Decision day looms for controversial fen
A wildlife charity has warned that the UK’s largest colony of the rare fen orchid could be under threat because its Catfield Fen habitat is drying and becoming more acidic.
RSPB warden Richard Mason made the case to safeguard the future of what is acknowledged by the Environment Agency (EA) to be “the finest unpolluted valley fen in western Europe” ahead of a crucial decision on water abstraction in the area.
On Monday the EA will issue its “minded to” decision on whether to renew two water abstraction licences to local farmer Andrew Alston. The decision will trigger four weeks of public consultation with a final decision likely to be taken in February.

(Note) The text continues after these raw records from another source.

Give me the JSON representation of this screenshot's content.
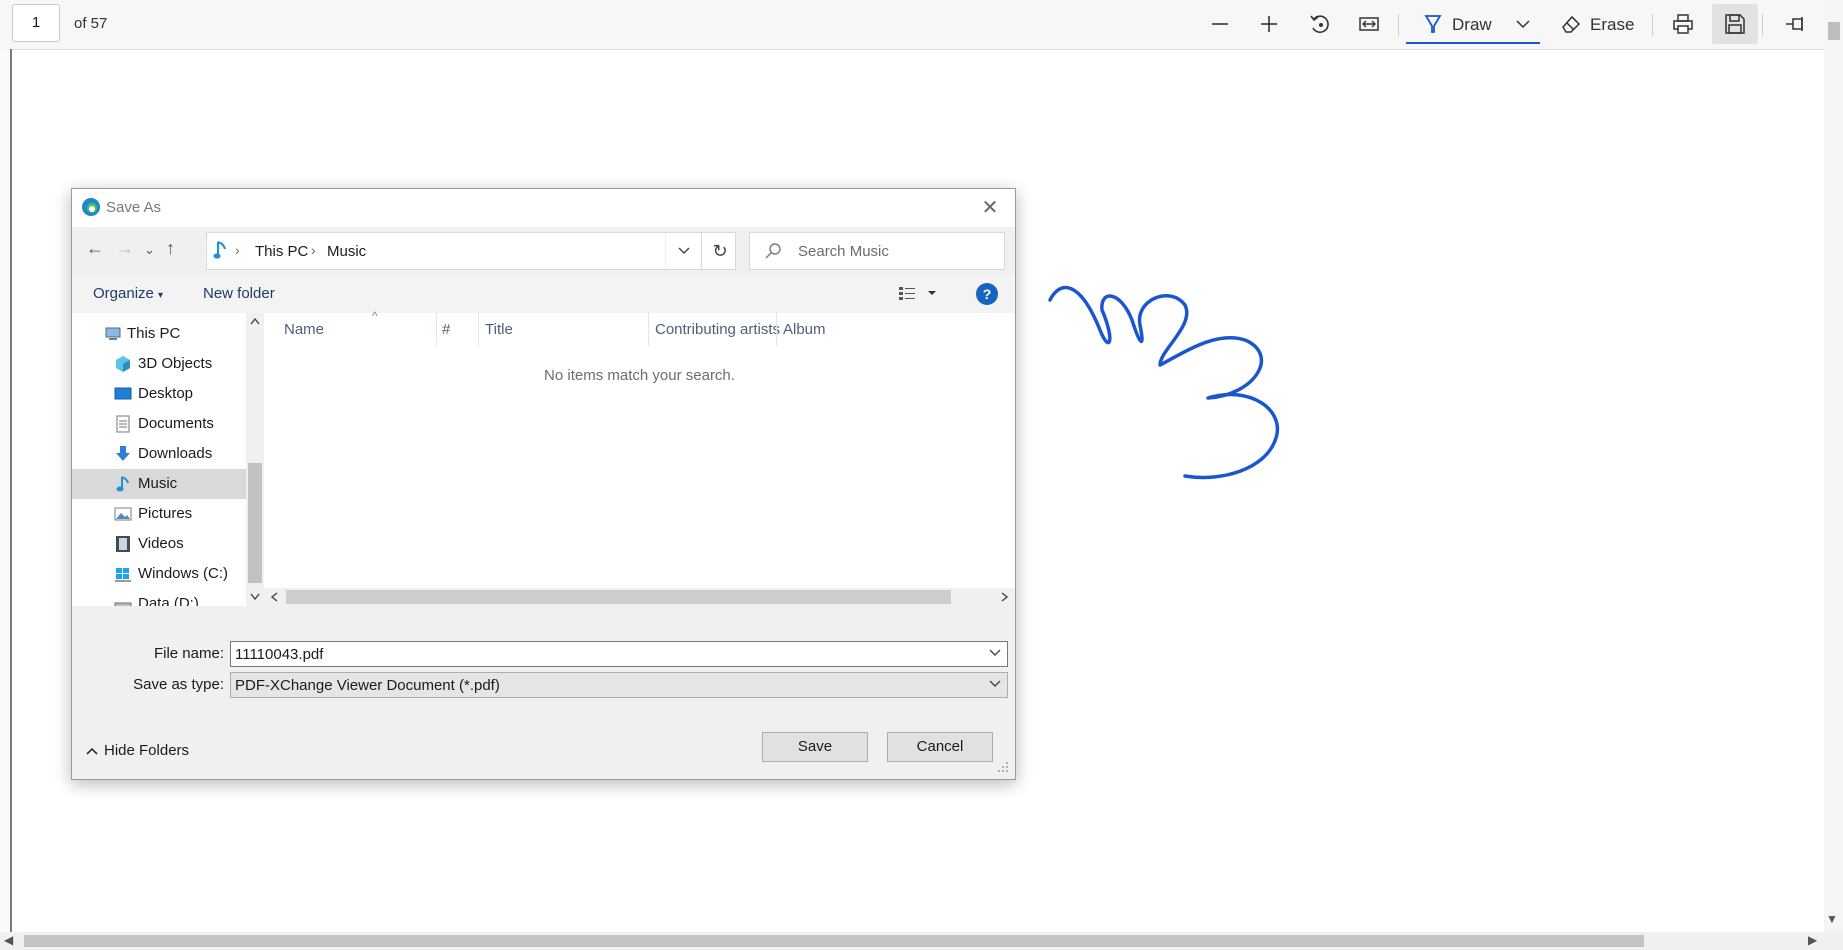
{
  "viewer": {
    "page_number": "1",
    "page_total": "of 57",
    "toolbar": {
      "zoom_out_icon": "minus-icon",
      "zoom_in_icon": "plus-icon",
      "rotate_icon": "rotate-icon",
      "fit_icon": "fit-width-icon",
      "draw_label": "Draw",
      "erase_label": "Erase",
      "print_icon": "print-icon",
      "save_icon": "save-icon",
      "pin_icon": "pin-icon"
    },
    "ink_color": "#1a56cf"
  },
  "dialog": {
    "title": "Save As",
    "address": {
      "crumbs": [
        "This PC",
        "Music"
      ]
    },
    "search_placeholder": "Search Music",
    "commands": {
      "organize": "Organize",
      "new_folder": "New folder"
    },
    "tree": [
      {
        "label": "This PC",
        "icon": "computer-icon"
      },
      {
        "label": "3D Objects",
        "icon": "cube-icon"
      },
      {
        "label": "Desktop",
        "icon": "desktop-icon"
      },
      {
        "label": "Documents",
        "icon": "document-icon"
      },
      {
        "label": "Downloads",
        "icon": "download-icon"
      },
      {
        "label": "Music",
        "icon": "music-icon",
        "selected": true
      },
      {
        "label": "Pictures",
        "icon": "picture-icon"
      },
      {
        "label": "Videos",
        "icon": "video-icon"
      },
      {
        "label": "Windows (C:)",
        "icon": "windows-drive-icon"
      },
      {
        "label": "Data (D:)",
        "icon": "drive-icon"
      }
    ],
    "columns": [
      "Name",
      "#",
      "Title",
      "Contributing artists",
      "Album"
    ],
    "empty_message": "No items match your search.",
    "file_name_label": "File name:",
    "file_name_value": "11110043.pdf",
    "save_type_label": "Save as type:",
    "save_type_value": "PDF-XChange Viewer Document (*.pdf)",
    "hide_folders": "Hide Folders",
    "save_button": "Save",
    "cancel_button": "Cancel"
  }
}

The RSPB manages 24 hectares of the Broads site with a larger part of the fen under the ownership of Catfield Hall landowner Tim Harris.
While he has waged a battle to stop water abstraction for six years, the RSPB has become involved more recently, concerned by what its experts see as compelling evidence that over-abstraction is an important factor in what Mr Mason described as “surprisingly quick changes”.
He said the water level was significantly lower and more acidic than at Sutton Fen, where he was also site manager, just a few hundred meters way.
He said: “I have known the site for six years and seen the drying and acidifying changes. Now we have the evidence to back that up.”
One indicator of change was the complete loss of fen pond weed, a lover of alkaline conditions – “in the 1970s and 1980s Catfield Fen was one of its most important sites” – and the emergence instead of acid-loving bog pond weed.
Significantly, the most important area of the site for fen orchids had seen a 400% increase in the acid-loving moss sphagnum since the 1980s.
Mr Mason said: “Fen orchids have a very narrow pH tolerance requiring very slightly acidic conditions just below a pH value of seven.
“But the growth of sphagnum, which acidifies that water, has seen the pH become too low in some patches, leading to the loss of orchids.”
He warned that within a decade, Catfield’s colony of fen orchids, which represented 50% of the UK’s population, could be halved.
While local farmers and the NFU have disputed the evidence and argued the economic impact of stopping water abstraction, Mr Mason insisted the economics of conservation were also important.